Holder’s Promising Interrogation Plan
by Stuart Taylor, Jr.
In 1966, the Supreme Court instructed police, in Miranda v. Arizona, to tell arrested suspects that "you have the right to remain silent." But, in fact, you don’t.
Rather, police — or more to the point of current debate, federal agents interrogating suspected terrorists — can skip the famous Miranda warnings and even use some degree of coercion to extract a confession, all quite legally. Indeed, you can even be jailed for refusing to answer questions after being granted immunity from any prosecution.
The problem for law enforcement — especially in the terrorism context — is that any statements obtained from an arrested suspect without Miranda warnings, or by directly coercing an involuntary confession, ordinarily cannot be used against the person in a criminal case.
A less familiar but perhaps more important problem is that current federal law also bars the use of most statements made more than six hours after a suspect’s arrest without first taking him to a magistrate judge for a "presentment" hearing.
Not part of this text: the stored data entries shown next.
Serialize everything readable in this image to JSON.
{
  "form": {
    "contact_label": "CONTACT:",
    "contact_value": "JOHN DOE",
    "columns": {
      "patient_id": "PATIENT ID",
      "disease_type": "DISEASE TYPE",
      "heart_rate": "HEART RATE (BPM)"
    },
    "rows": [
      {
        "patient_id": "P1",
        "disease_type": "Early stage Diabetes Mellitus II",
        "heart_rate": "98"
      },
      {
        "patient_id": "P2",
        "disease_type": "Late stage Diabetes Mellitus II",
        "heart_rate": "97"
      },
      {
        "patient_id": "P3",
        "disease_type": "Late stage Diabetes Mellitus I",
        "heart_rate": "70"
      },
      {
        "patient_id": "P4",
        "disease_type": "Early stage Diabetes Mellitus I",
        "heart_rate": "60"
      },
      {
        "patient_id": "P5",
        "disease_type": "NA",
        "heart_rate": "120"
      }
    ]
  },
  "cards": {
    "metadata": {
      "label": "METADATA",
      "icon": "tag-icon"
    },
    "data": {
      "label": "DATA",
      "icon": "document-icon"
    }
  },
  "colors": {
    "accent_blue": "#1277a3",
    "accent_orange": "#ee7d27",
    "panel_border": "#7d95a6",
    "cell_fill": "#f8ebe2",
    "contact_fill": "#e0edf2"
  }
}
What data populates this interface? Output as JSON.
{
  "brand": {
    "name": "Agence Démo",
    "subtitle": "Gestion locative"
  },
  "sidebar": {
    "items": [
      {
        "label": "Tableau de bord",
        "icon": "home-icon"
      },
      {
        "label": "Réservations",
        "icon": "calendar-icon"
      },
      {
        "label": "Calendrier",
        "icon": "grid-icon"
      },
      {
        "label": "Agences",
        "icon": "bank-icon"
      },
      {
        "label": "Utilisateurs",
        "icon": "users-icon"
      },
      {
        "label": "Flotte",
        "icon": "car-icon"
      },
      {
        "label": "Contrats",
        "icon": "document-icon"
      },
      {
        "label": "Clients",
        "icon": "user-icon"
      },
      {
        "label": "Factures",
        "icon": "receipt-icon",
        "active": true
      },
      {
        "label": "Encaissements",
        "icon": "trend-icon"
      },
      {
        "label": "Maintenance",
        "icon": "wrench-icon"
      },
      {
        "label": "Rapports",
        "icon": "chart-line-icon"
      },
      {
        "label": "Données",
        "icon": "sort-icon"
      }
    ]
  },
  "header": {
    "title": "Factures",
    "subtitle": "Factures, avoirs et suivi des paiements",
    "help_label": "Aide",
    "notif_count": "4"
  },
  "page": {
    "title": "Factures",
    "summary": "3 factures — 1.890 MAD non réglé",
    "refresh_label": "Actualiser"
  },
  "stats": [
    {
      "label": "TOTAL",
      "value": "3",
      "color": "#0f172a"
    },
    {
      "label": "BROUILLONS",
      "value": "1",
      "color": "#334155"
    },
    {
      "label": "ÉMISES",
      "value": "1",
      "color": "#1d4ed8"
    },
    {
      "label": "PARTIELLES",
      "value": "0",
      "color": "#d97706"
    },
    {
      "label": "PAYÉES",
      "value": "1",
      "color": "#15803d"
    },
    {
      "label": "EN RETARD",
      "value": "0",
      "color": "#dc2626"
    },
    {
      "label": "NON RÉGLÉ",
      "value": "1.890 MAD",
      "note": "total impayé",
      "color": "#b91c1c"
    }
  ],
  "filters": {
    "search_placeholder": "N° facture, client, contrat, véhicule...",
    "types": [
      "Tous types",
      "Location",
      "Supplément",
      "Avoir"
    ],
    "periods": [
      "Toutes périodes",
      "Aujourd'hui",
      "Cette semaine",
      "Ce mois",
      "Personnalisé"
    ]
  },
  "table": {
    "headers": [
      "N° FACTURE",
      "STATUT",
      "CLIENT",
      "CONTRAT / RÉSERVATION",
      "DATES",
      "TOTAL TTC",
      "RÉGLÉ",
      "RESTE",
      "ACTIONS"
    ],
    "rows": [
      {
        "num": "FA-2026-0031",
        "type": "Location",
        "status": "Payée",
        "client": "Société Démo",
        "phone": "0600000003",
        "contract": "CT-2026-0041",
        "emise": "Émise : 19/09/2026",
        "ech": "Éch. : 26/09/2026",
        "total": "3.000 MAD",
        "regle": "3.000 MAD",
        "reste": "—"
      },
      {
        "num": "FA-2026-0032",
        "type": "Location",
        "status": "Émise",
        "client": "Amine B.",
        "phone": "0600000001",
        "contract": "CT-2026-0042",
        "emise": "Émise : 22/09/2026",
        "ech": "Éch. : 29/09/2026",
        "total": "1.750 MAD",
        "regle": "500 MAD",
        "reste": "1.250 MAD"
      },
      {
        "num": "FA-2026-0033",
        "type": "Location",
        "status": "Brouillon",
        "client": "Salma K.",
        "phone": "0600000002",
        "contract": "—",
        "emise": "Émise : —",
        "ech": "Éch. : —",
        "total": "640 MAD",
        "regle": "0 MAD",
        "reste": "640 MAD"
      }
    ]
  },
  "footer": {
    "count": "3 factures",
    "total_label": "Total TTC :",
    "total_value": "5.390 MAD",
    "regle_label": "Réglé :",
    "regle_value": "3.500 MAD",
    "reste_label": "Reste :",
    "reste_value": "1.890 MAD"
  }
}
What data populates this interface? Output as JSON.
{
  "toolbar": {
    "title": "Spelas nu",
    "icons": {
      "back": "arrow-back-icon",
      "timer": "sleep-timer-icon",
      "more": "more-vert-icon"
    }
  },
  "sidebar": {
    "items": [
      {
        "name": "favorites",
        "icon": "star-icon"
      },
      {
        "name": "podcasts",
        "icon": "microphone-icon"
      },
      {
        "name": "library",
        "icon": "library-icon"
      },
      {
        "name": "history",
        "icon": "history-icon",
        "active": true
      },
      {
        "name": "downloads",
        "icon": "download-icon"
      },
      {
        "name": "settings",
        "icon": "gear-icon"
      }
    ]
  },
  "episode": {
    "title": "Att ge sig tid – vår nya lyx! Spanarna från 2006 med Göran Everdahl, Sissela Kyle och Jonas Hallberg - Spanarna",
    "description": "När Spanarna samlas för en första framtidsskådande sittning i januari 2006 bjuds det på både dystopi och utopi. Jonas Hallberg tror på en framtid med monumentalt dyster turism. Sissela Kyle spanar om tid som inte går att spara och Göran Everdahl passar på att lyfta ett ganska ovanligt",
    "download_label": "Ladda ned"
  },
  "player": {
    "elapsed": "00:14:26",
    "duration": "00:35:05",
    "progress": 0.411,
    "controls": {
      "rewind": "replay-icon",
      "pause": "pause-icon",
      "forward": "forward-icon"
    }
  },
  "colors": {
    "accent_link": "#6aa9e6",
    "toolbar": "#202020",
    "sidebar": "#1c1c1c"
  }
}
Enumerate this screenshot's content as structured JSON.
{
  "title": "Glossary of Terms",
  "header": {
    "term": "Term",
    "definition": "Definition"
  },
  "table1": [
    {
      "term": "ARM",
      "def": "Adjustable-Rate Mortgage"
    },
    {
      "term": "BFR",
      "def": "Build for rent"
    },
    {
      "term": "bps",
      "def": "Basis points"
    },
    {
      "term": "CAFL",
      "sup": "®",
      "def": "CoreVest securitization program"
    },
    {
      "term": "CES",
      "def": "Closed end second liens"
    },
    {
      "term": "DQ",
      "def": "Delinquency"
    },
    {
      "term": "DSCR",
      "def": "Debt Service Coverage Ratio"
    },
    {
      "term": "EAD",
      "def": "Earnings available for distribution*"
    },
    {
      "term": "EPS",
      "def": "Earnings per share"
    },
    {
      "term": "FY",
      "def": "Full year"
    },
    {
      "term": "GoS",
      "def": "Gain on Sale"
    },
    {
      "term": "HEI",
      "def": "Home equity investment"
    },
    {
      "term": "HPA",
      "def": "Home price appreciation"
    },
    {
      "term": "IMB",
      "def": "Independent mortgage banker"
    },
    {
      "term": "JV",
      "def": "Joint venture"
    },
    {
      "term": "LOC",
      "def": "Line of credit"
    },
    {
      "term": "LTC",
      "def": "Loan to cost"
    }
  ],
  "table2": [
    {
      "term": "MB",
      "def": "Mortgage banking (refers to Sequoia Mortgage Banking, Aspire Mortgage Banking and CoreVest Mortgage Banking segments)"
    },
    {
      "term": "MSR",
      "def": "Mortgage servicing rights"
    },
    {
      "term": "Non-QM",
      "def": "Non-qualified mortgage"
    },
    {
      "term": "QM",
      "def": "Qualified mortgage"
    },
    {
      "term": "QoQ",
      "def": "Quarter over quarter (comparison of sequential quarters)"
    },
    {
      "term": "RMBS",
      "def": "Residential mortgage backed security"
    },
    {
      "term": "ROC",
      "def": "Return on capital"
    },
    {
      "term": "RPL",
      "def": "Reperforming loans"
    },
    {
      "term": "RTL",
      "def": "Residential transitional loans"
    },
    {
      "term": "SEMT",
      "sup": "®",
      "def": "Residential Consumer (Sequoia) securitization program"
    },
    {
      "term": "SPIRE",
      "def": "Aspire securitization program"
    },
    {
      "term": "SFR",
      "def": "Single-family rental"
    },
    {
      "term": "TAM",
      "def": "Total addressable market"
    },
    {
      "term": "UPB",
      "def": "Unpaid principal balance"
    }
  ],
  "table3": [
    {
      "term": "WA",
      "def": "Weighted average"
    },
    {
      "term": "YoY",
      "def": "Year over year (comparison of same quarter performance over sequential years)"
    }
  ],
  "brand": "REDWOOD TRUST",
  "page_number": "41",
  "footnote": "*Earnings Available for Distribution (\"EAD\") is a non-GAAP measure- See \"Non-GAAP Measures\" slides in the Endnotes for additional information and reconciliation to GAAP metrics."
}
In a terrorism incident, such an interruption could derail a promising effort to get information about co-conspirators and planned attacks.
The combined effect is to force officials to make an unnecessarily difficult choice: They can put terrorism suspects through the kind of prolonged, uninterrupted interrogation that is their best hope of preventing future attacks. Or they can maximize the chance of a successful prosecution. But they can’t count on doing both, unless they get lucky.
This dilemma creates unhealthy incentives either to shun aggressive interrogation — which the Obama administration has sometimes seemed all too ready to do — or to subject suspects to the indefinite military detention, interrogation, and trial that the Bush administration favored.